Source: University of Guelph
Seven Guelph Researchers Get Provincial Support
November 7, 2006
Seven University of Guelph professors are among 104 leading researchers province-wide who each received $100,000 in support today from the Ontario Ministry of Research and Innovation’s Early Researcher Award program.
The highly-competitive program is intended to invest in promising young Canadian researchers and attract world-class talent. "This is a key element in building the province’s long-term capacity for discovery and innovation," said Alan Wildeman, vice-president (research). "These seven researchers exemplify the standard of excellence across the University of Guelph. We are very proud of their success."
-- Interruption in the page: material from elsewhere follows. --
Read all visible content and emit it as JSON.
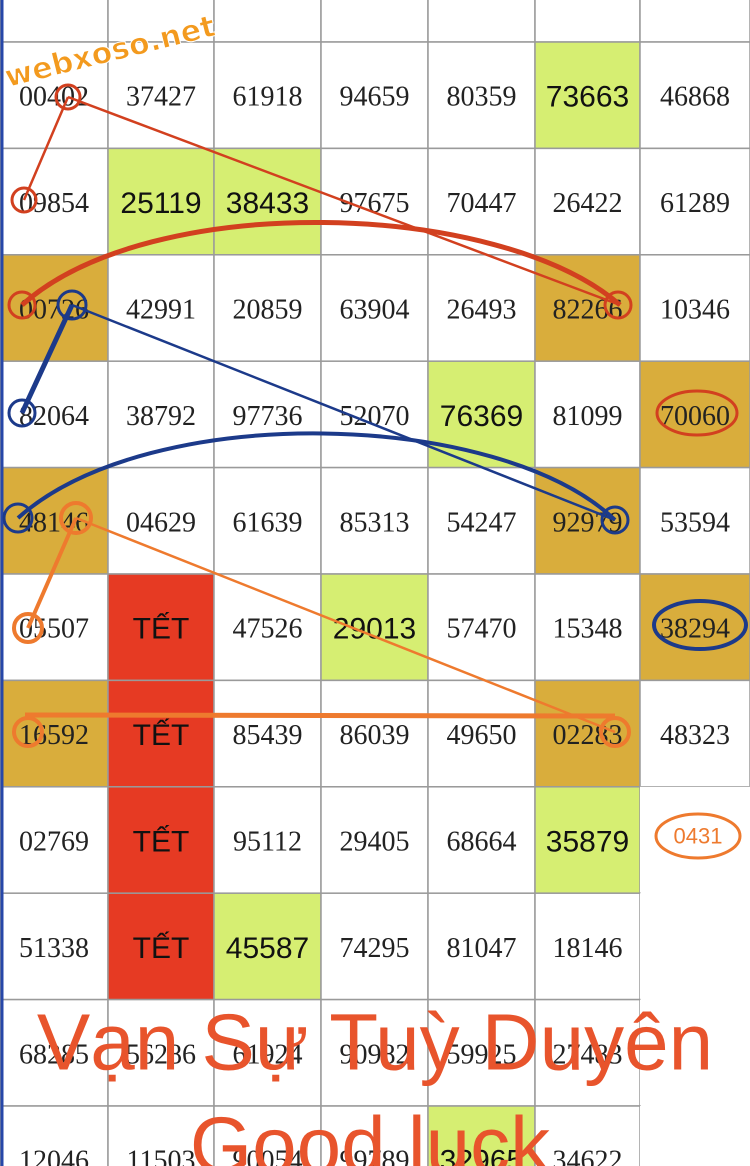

The program is open to researchers within the first five years of their career and the provincial money is supplemented by contributions from the universities. The professors use the funds to further their research and to help build teams of graduate students, post-doctoral fellows and research associates.
"This award is a great honour and responsibility," said Prof. Milena Corredig of the Department of Food Science. "None of what I accomplished in my life was only my work, but the result of great work by the people around me: students, colleagues, mentors. It makes me feel that now it is time for me to give something back."
Corredig’s research focuses on incorporating healthy ingredients in food products. She will use her Early Researcher Award to further her studies in the use of soy protein in emulsified foods.
Engineering professor Michele Oliver said she is "absolutely ecstatic" about being named an Early Researcher, adding that she plans to use the money to continue to attract high quality graduate students to her research group. Oliver is developing computer tools to quickly assess the long-term safety of joysticks and other hand tools. Her research will help reduce repetitive strain and overuse injuries in heavy machinery operators.
"My success in this award competition is due in no small part to the mentoring and support I’ve received from all levels of this university. I feel very lucky to work at an institution that values interdisciplinary research," she said.
Other Early Research Award recipients are:
• Prof. Elena Choleris, Department of Psychology. Her research on the neurobiology of rodent social behaviour may improve understanding of human social behaviours and how the brain processes information and regulates behaviour.
• Prof. Marc Coppolino, Department of Molecular and Cellular Biology. He is investigating the function of proteins within cells that control cell movement and may be a key factor in the progression of cancer.
• Prof. David Kribs, Department of Mathematics and Statistics. He is using a mathematical approach to find new techniques for error correction and maximize the potential of quantum computers.
• Prof. Lewis Lukens, Department of Plant Agriculture. He is studying genetically pure maize plants that are resistant to drought. Using a new technology, he will identify genes, clusters of genes and DNA sequences that could lead to enhanced crop yields in Ontario.
• Prof. Kathryn Preuss, Department of Chemistry. She is researching new, molecule-based switches for the future development of materials such as lightweight, high-tech coatings with memory.